Au retour de Paris, Rochereau et son African Fiesta National font un tour de triomphe à travers tout le pays, avec des chansons comme “Silikani”, “Mundi”, “Chéri Samba”, “Seli Ja”. Le Président Léopold Sedar Senghor estime que Pascal Tabu ne peut pas en rester là. Il l’invite au Sénégal, lui qui, de sa propre main avait déjà eu peu avant, à adresser une lettre de félicitations et d’hommage à l’auteur de “Mokolo na kokufa”. Le voyage du Sénégal (particulièrement à Soumbe Djoum) les inspire. Ils donnent ce nom à une danse qui deviendra célèbre sous le nom de “Soum Djoum”. L’année suivante, fort de ce succès, Tabu Ley change le nom de son orchestre : l’African Fiesta National devient “Afrisa International”, comme pour marquer le passage de Rochereau à la scène internationale ».
Comme l’avait fait Kallé, son mentor, Rochereau apporte, avec son orchestre l’African Fiesta National, pas mal d’innovations dans la rumba congolaise, en adoptant tout d’abord la batterie. Seskain Molenga, un des fondateurs de l’orchestre Bakuba, est le premier batteur à inaugurer le genre dans le groupe de Rochereau lors des concerts à l’Olympia. Cette mode sera suivie par plusieurs orchestres, comme les Bella Bella des frères Soki.
Parmi les orchestres qui embrassent cette mode, un orchestre fait vraiment peur au groupe de Rochereau, pendant que ce dernier est en tournée en Afrique de l’Ouest : il s’agit de l’orchestre Les grands Maquisards, dirigé par Dalienst (judicieux mélange des lettres de Ntesa Daniel), dont la majorité des musiciens ont fait ou feront partie du groupe de Rochereau.

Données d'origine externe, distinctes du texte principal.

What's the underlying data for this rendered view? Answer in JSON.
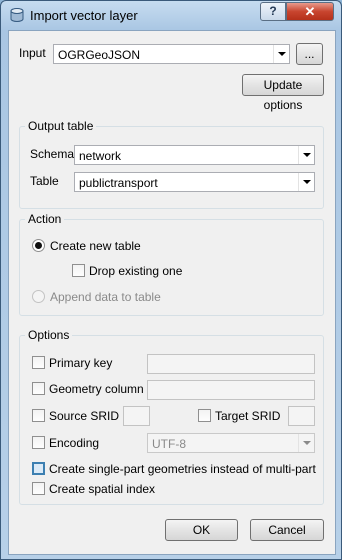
{
  "window": {
    "title": "Import vector layer",
    "help_label": "?",
    "close_label": "✕"
  },
  "input": {
    "label": "Input",
    "value": "OGRGeoJSON",
    "browse_label": "...",
    "update_label": "Update options"
  },
  "output_table": {
    "title": "Output table",
    "schema_label": "Schema",
    "schema_value": "network",
    "table_label": "Table",
    "table_value": "publictransport"
  },
  "action": {
    "title": "Action",
    "create_new": "Create new table",
    "drop_existing": "Drop existing one",
    "append": "Append data to table"
  },
  "options": {
    "title": "Options",
    "primary_key": "Primary key",
    "geometry_column": "Geometry column",
    "source_srid": "Source SRID",
    "target_srid": "Target SRID",
    "encoding": "Encoding",
    "encoding_value": "UTF-8",
    "single_part": "Create single-part geometries instead of multi-part",
    "spatial_index": "Create spatial index"
  },
  "buttons": {
    "ok": "OK",
    "cancel": "Cancel"
  }
}
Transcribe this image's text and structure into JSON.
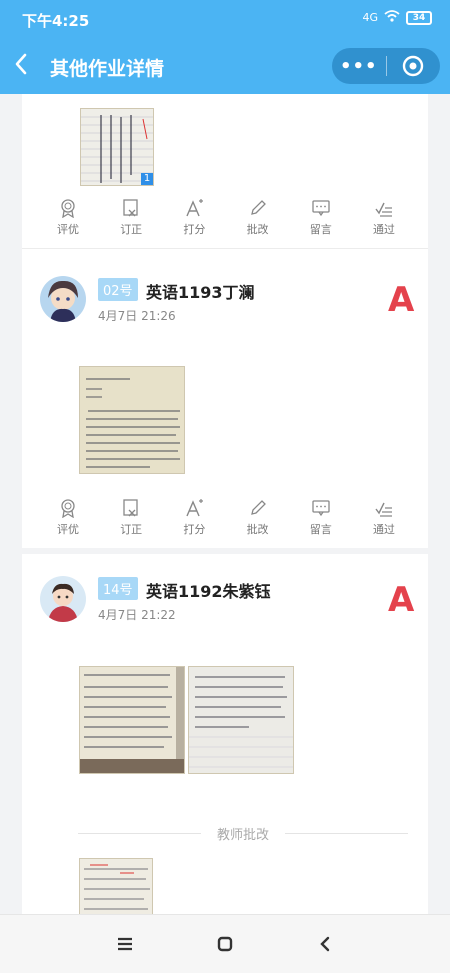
{
  "status_bar": {
    "time": "下午4:25",
    "signal": "4G",
    "battery": "34"
  },
  "nav": {
    "title": "其他作业详情",
    "more_label": "•••"
  },
  "action_labels": [
    "评优",
    "订正",
    "打分",
    "批改",
    "留言",
    "通过"
  ],
  "top_thumb": {
    "count": "1"
  },
  "submissions": [
    {
      "number": "02号",
      "name": "英语1193丁澜",
      "time": "4月7日 21:26",
      "grade": "A"
    },
    {
      "number": "14号",
      "name": "英语1192朱紫钰",
      "time": "4月7日 21:22",
      "grade": "A"
    }
  ],
  "teacher_section": {
    "label": "教师批改"
  },
  "colors": {
    "header": "#4bb4f3",
    "grade": "#e4424c",
    "badge": "#a8d8f7"
  },
  "icons": {
    "back": "chevron-left-icon",
    "more": "more-dots-icon",
    "close": "target-circle-icon",
    "actions": [
      "medal-icon",
      "edit-box-icon",
      "font-plus-icon",
      "pencil-icon",
      "message-icon",
      "check-lines-icon"
    ],
    "bottom": [
      "menu-icon",
      "home-square-icon",
      "back-triangle-icon"
    ]
  }
}
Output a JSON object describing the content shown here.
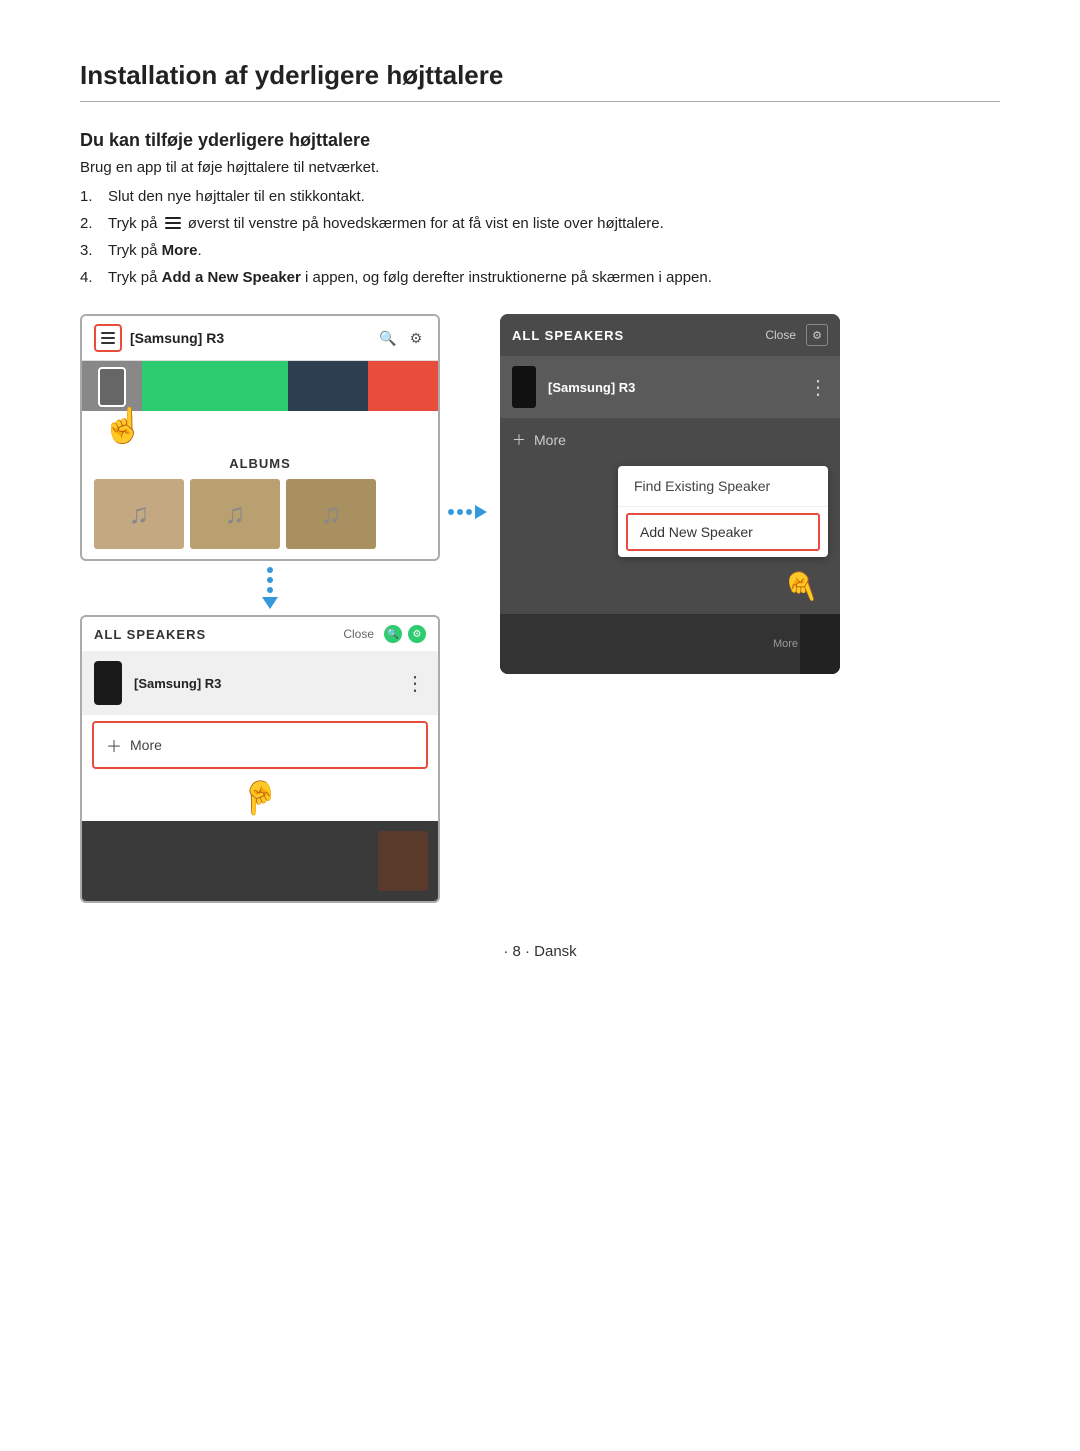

Se voyant menacé, Rochereau riposte de manière assez stupéfiante en lançant depuis Dakar, avec trois disques 45 tours, la fameuse danse Soum Djoum. Ces 45 tours contenaient les titres qui deviennent cultes comme Seli Ja, Silikani, Mundi et Samba. Le Soum Djoum, comme tous les rythmes lancés par Rochereau, est à l’origine de la naissance d’orchestres comme Continental, qui lui donnera ses lettres de noblesse.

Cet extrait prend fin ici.